The perception of time is heavily influenced by attention and memory, both of which change over the lifespan. In the current study, children (8 yrs), young adults (18–25 yrs), and older adults (60–75 yrs) were tested on a duration bisection procedure using 3 and 6-s auditory and visual signals as anchor durations. During test, participants were exposed to a range of intermediate durations, and the task was to indicate whether test durations were closer to the “short” or “long” anchor. All groups reproduced the classic finding that “sounds are judged longer than lights”. This effect was greater for older adults and children than for young adults, but for different reasons. Replicating previous results, older adults made similar auditory judgments as young adults, but underestimated the duration of visual test stimuli. Children showed the opposite pattern, with similar visual judgments as young adults but overestimation of auditory stimuli. Psychometric functions were analyzed using the Sample Known Exactly-Mixed Memory quantitative model of the Scalar Timing Theory of interval timing.
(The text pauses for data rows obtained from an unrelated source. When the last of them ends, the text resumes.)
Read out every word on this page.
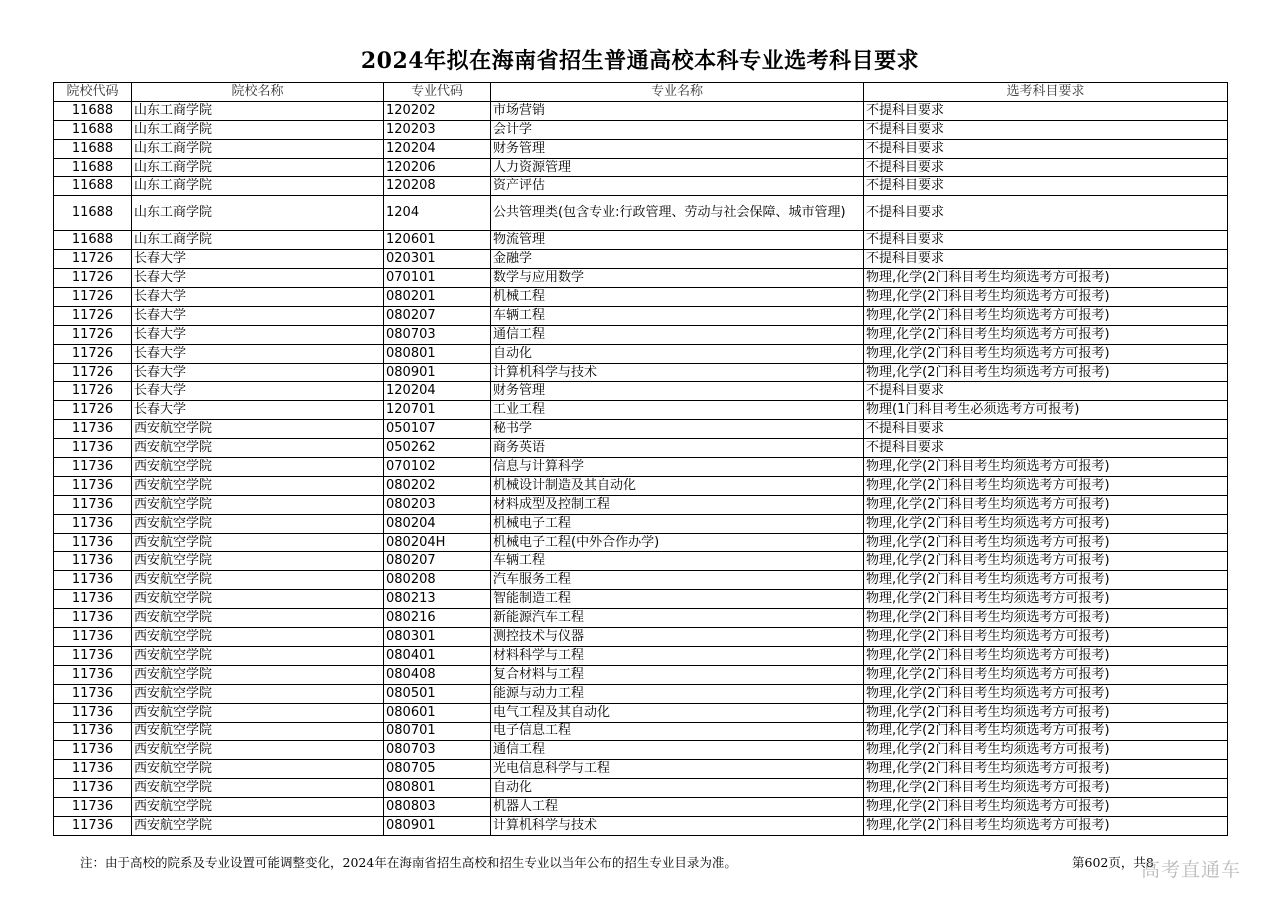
2024年拟在海南省招生普通高校本科专业选考科目要求
院校代码	院校名称	专业代码	专业名称	选考科目要求
11688	山东工商学院	120202	市场营销	不提科目要求
11688	山东工商学院	120203	会计学	不提科目要求
11688	山东工商学院	120204	财务管理	不提科目要求
11688	山东工商学院	120206	人力资源管理	不提科目要求
11688	山东工商学院	120208	资产评估	不提科目要求
11688	山东工商学院	1204	公共管理类(包含专业:行政管理、劳动与社会保障、城市管理)	不提科目要求
11688	山东工商学院	120601	物流管理	不提科目要求
11726	长春大学	020301	金融学	不提科目要求
11726	长春大学	070101	数学与应用数学	物理,化学(2门科目考生均须选考方可报考)
11726	长春大学	080201	机械工程	物理,化学(2门科目考生均须选考方可报考)
11726	长春大学	080207	车辆工程	物理,化学(2门科目考生均须选考方可报考)
11726	长春大学	080703	通信工程	物理,化学(2门科目考生均须选考方可报考)
11726	长春大学	080801	自动化	物理,化学(2门科目考生均须选考方可报考)
11726	长春大学	080901	计算机科学与技术	物理,化学(2门科目考生均须选考方可报考)
11726	长春大学	120204	财务管理	不提科目要求
11726	长春大学	120701	工业工程	物理(1门科目考生必须选考方可报考)
11736	西安航空学院	050107	秘书学	不提科目要求
11736	西安航空学院	050262	商务英语	不提科目要求
11736	西安航空学院	070102	信息与计算科学	物理,化学(2门科目考生均须选考方可报考)
11736	西安航空学院	080202	机械设计制造及其自动化	物理,化学(2门科目考生均须选考方可报考)
11736	西安航空学院	080203	材料成型及控制工程	物理,化学(2门科目考生均须选考方可报考)
11736	西安航空学院	080204	机械电子工程	物理,化学(2门科目考生均须选考方可报考)
11736	西安航空学院	080204H	机械电子工程(中外合作办学)	物理,化学(2门科目考生均须选考方可报考)
11736	西安航空学院	080207	车辆工程	物理,化学(2门科目考生均须选考方可报考)
11736	西安航空学院	080208	汽车服务工程	物理,化学(2门科目考生均须选考方可报考)
11736	西安航空学院	080213	智能制造工程	物理,化学(2门科目考生均须选考方可报考)
11736	西安航空学院	080216	新能源汽车工程	物理,化学(2门科目考生均须选考方可报考)
11736	西安航空学院	080301	测控技术与仪器	物理,化学(2门科目考生均须选考方可报考)
11736	西安航空学院	080401	材料科学与工程	物理,化学(2门科目考生均须选考方可报考)
11736	西安航空学院	080408	复合材料与工程	物理,化学(2门科目考生均须选考方可报考)
11736	西安航空学院	080501	能源与动力工程	物理,化学(2门科目考生均须选考方可报考)
11736	西安航空学院	080601	电气工程及其自动化	物理,化学(2门科目考生均须选考方可报考)
11736	西安航空学院	080701	电子信息工程	物理,化学(2门科目考生均须选考方可报考)
11736	西安航空学院	080703	通信工程	物理,化学(2门科目考生均须选考方可报考)
11736	西安航空学院	080705	光电信息科学与工程	物理,化学(2门科目考生均须选考方可报考)
11736	西安航空学院	080801	自动化	物理,化学(2门科目考生均须选考方可报考)
11736	西安航空学院	080803	机器人工程	物理,化学(2门科目考生均须选考方可报考)
11736	西安航空学院	080901	计算机科学与技术	物理,化学(2门科目考生均须选考方可报考)
注：由于高校的院系及专业设置可能调整变化，2024年在海南省招生高校和招生专业以当年公布的招生专业目录为准。	第602页，共8
高考直通车
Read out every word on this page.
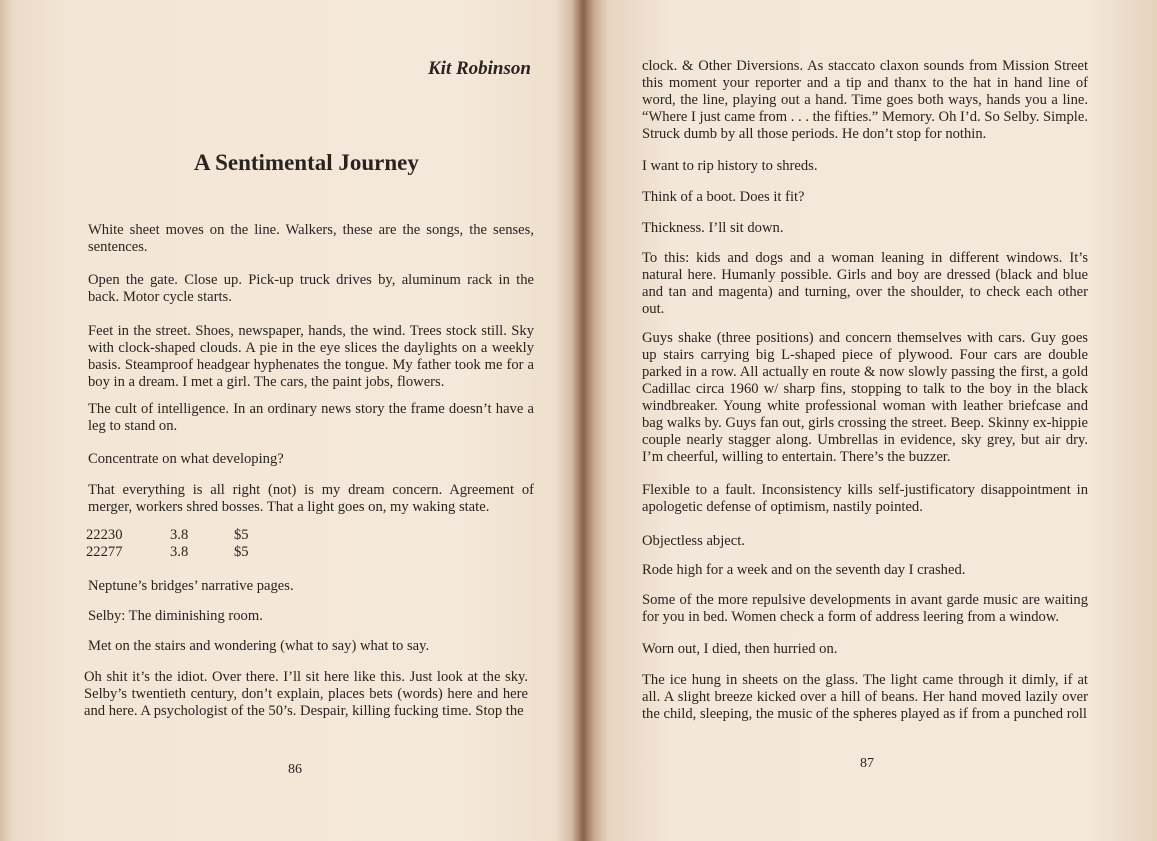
Kit Robinson
A Sentimental Journey

White sheet moves on the line. Walkers, these are the songs, the senses, sentences.

Open the gate. Close up. Pick-up truck drives by, aluminum rack in the back. Motor cycle starts.

Feet in the street. Shoes, newspaper, hands, the wind. Trees stock still. Sky with clock-shaped clouds. A pie in the eye slices the daylights on a weekly basis. Steamproof headgear hyphenates the tongue. My father took me for a boy in a dream. I met a girl. The cars, the paint jobs, flowers.

The cult of intelligence. In an ordinary news story the frame doesn’t have a leg to stand on.

Concentrate on what developing?

That everything is all right (not) is my dream concern. Agreement of merger, workers shred bosses. That a light goes on, my waking state.

22230	3.8	$5
22277	3.8	$5

Neptune’s bridges’ narrative pages.

Selby: The diminishing room.

Met on the stairs and wondering (what to say) what to say.

Oh shit it’s the idiot. Over there. I’ll sit here like this. Just look at the sky. Selby’s twentieth century, don’t explain, places bets (words) here and here and here. A psychologist of the 50’s. Despair, killing fucking time. Stop the

86

clock. & Other Diversions. As staccato claxon sounds from Mission Street this moment your reporter and a tip and thanx to the hat in hand line of word, the line, playing out a hand. Time goes both ways, hands you a line. “Where I just came from . . . the fifties.” Memory. Oh I’d. So Selby. Simple. Struck dumb by all those periods. He don’t stop for nothin.

I want to rip history to shreds.

Think of a boot. Does it fit?

Thickness. I’ll sit down.

To this: kids and dogs and a woman leaning in different windows. It’s natural here. Humanly possible. Girls and boy are dressed (black and blue and tan and magenta) and turning, over the shoulder, to check each other out.

Guys shake (three positions) and concern themselves with cars. Guy goes up stairs carrying big L-shaped piece of plywood. Four cars are double parked in a row. All actually en route & now slowly passing the first, a gold Cadillac circa 1960 w/ sharp fins, stopping to talk to the boy in the black windbreaker. Young white professional woman with leather briefcase and bag walks by. Guys fan out, girls crossing the street. Beep. Skinny ex-hippie couple nearly stagger along. Umbrellas in evidence, sky grey, but air dry. I’m cheerful, willing to entertain. There’s the buzzer.

Flexible to a fault. Inconsistency kills self-justificatory disappointment in apologetic defense of optimism, nastily pointed.

Objectless abject.

Rode high for a week and on the seventh day I crashed.

Some of the more repulsive developments in avant garde music are waiting for you in bed. Women check a form of address leering from a window.

Worn out, I died, then hurried on.

The ice hung in sheets on the glass. The light came through it dimly, if at all. A slight breeze kicked over a hill of beans. Her hand moved lazily over the child, sleeping, the music of the spheres played as if from a punched roll

87
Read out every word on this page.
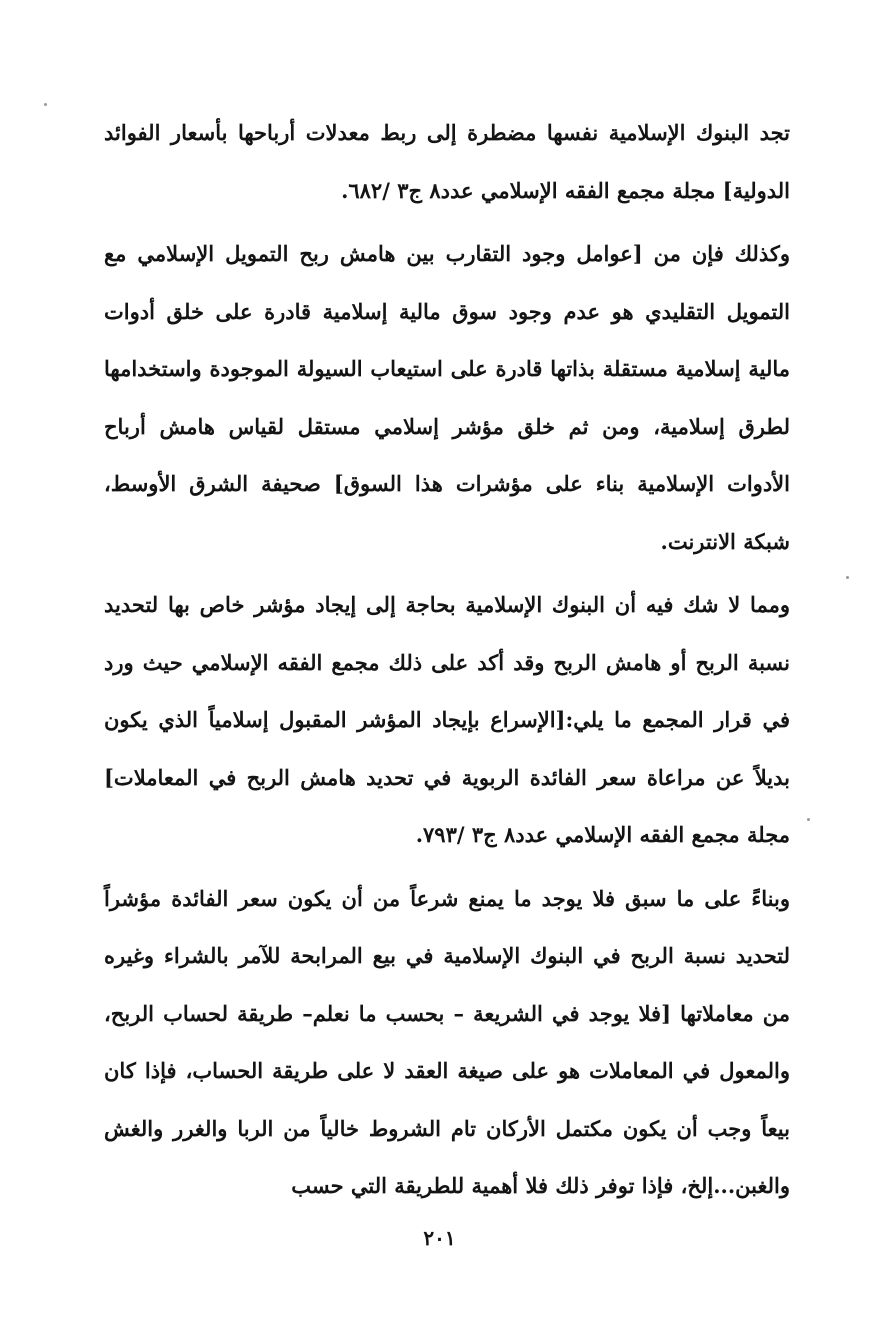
تجد البنوك الإسلامية نفسها مضطرة إلى ربط معدلات أرباحها بأسعار الفوائد الدولية] مجلة مجمع الفقه الإسلامي عدد٨ ج٣ /٦٨٢.

وكذلك فإن من [عوامل وجود التقارب بين هامش ربح التمويل الإسلامي مع التمويل التقليدي هو عدم وجود سوق مالية إسلامية قادرة على خلق أدوات مالية إسلامية مستقلة بذاتها قادرة على استيعاب السيولة الموجودة واستخدامها لطرق إسلامية، ومن ثم خلق مؤشر إسلامي مستقل لقياس هامش أرباح الأدوات الإسلامية بناء على مؤشرات هذا السوق] صحيفة الشرق الأوسط، شبكة الانترنت.

ومما لا شك فيه أن البنوك الإسلامية بحاجة إلى إيجاد مؤشر خاص بها لتحديد نسبة الربح أو هامش الربح وقد أكد على ذلك مجمع الفقه الإسلامي حيث ورد في قرار المجمع ما يلي:[الإسراع بإيجاد المؤشر المقبول إسلامياً الذي يكون بديلاً عن مراعاة سعر الفائدة الربوية في تحديد هامش الربح في المعاملات] مجلة مجمع الفقه الإسلامي عدد٨ ج٣ /٧٩٣.

وبناءً على ما سبق فلا يوجد ما يمنع شرعاً من أن يكون سعر الفائدة مؤشراً لتحديد نسبة الربح في البنوك الإسلامية في بيع المرابحة للآمر بالشراء وغيره من معاملاتها [فلا يوجد في الشريعة – بحسب ما نعلم– طريقة لحساب الربح، والمعول في المعاملات هو على صيغة العقد لا على طريقة الحساب، فإذا كان بيعاً وجب أن يكون مكتمل الأركان تام الشروط خالياً من الربا والغرر والغش والغبن...إلخ، فإذا توفر ذلك فلا أهمية للطريقة التي حسب

٢٠١
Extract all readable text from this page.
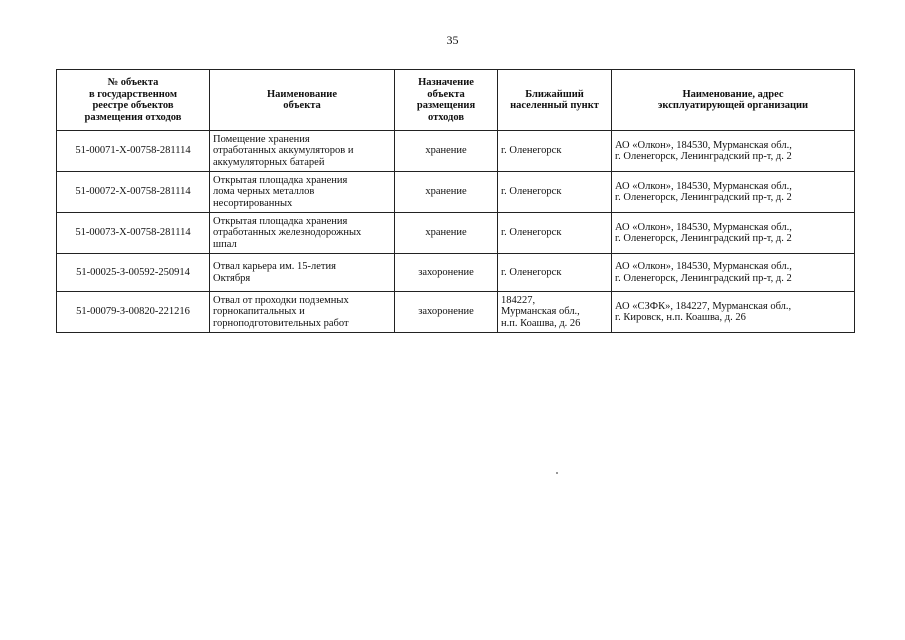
35
№ объекта
в государственном
реестре объектов
размещения отходов	Наименование
объекта	Назначение
объекта
размещения
отходов	Ближайший
населенный пункт	Наименование, адрес
эксплуатирующей организации
51-00071-Х-00758-281114	Помещение хранения
отработанных аккумуляторов и
аккумуляторных батарей	хранение	г. Оленегорск	АО «Олкон», 184530, Мурманская обл.,
г. Оленегорск, Ленинградский пр-т, д. 2
51-00072-Х-00758-281114	Открытая площадка хранения
лома черных металлов
несортированных	хранение	г. Оленегорск	АО «Олкон», 184530, Мурманская обл.,
г. Оленегорск, Ленинградский пр-т, д. 2
51-00073-Х-00758-281114	Открытая площадка хранения
отработанных железнодорожных
шпал	хранение	г. Оленегорск	АО «Олкон», 184530, Мурманская обл.,
г. Оленегорск, Ленинградский пр-т, д. 2
51-00025-З-00592-250914	Отвал карьера им. 15-летия
Октября	захоронение	г. Оленегорск	АО «Олкон», 184530, Мурманская обл.,
г. Оленегорск, Ленинградский пр-т, д. 2
51-00079-З-00820-221216	Отвал от проходки подземных
горнокапитальных и
горноподготовительных работ	захоронение	184227,
Мурманская обл.,
н.п. Коашва, д. 26	АО «СЗФК», 184227, Мурманская обл.,
г. Кировск, н.п. Коашва, д. 26
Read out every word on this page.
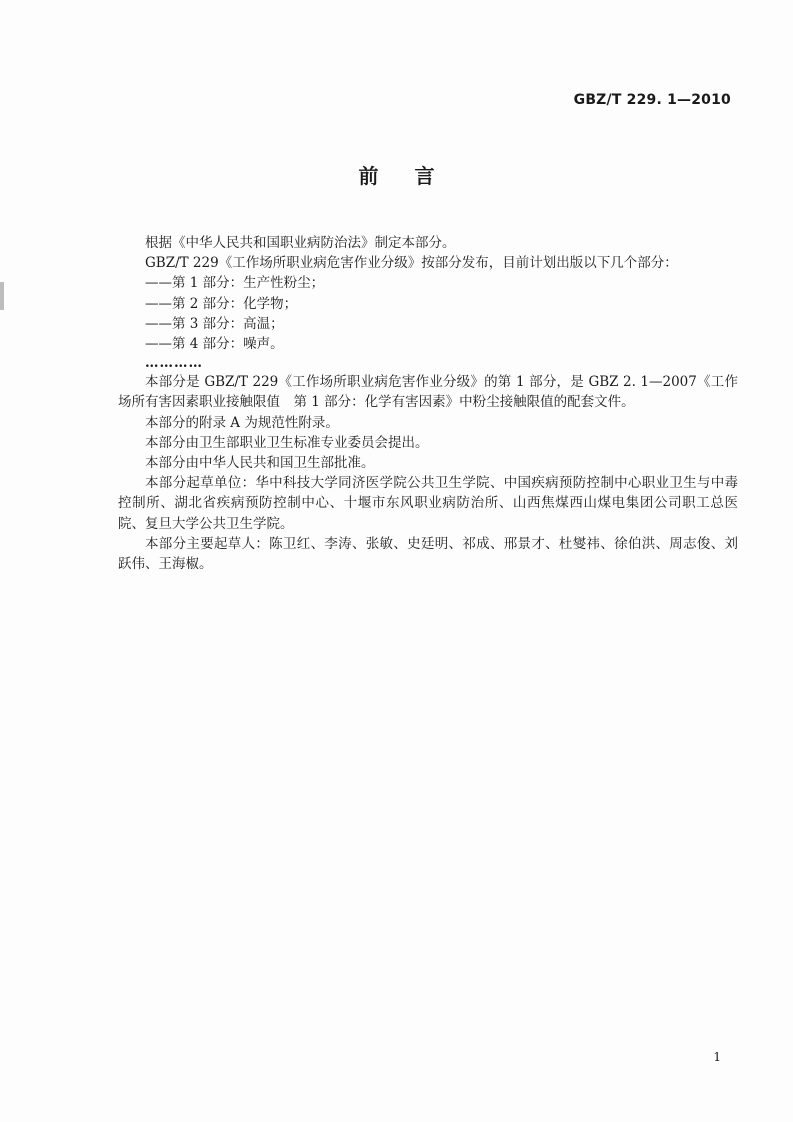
GBZ/T 229. 1—2010
前言

根据《中华人民共和国职业病防治法》制定本部分。

GBZ/T 229《工作场所职业病危害作业分级》按部分发布，目前计划出版以下几个部分：

——第 1 部分：生产性粉尘；

——第 2 部分：化学物；

——第 3 部分：高温；

——第 4 部分：噪声。

…………

本部分是 GBZ/T 229《工作场所职业病危害作业分级》的第 1 部分，是 GBZ 2. 1—2007《工作场所有害因素职业接触限值　第 1 部分：化学有害因素》中粉尘接触限值的配套文件。

本部分的附录 A 为规范性附录。

本部分由卫生部职业卫生标准专业委员会提出。

本部分由中华人民共和国卫生部批准。

本部分起草单位：华中科技大学同济医学院公共卫生学院、中国疾病预防控制中心职业卫生与中毒控制所、湖北省疾病预防控制中心、十堰市东风职业病防治所、山西焦煤西山煤电集团公司职工总医院、复旦大学公共卫生学院。

本部分主要起草人：陈卫红、李涛、张敏、史廷明、祁成、邢景才、杜燮祎、徐伯洪、周志俊、刘跃伟、王海椒。

1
Results indicate that children show an auditory-specific deficit in reference memory for the anchors, rather than a general bias to overestimate time and that aged adults show an exaggerated tendency to judge visual stimuli as “short” due to a reduction in the availability of controlled attention.

► Children and adults are studied using a temporal bisection procedure. ► We examine changes in timing as a function signal modality and age. ► Participants judged auditory signals longer than visual signals of the same duration. ► Children and older adults showed a larger modality effect than young adults. ► Observations are discussed in terms of changes in attention throughout the lifespan.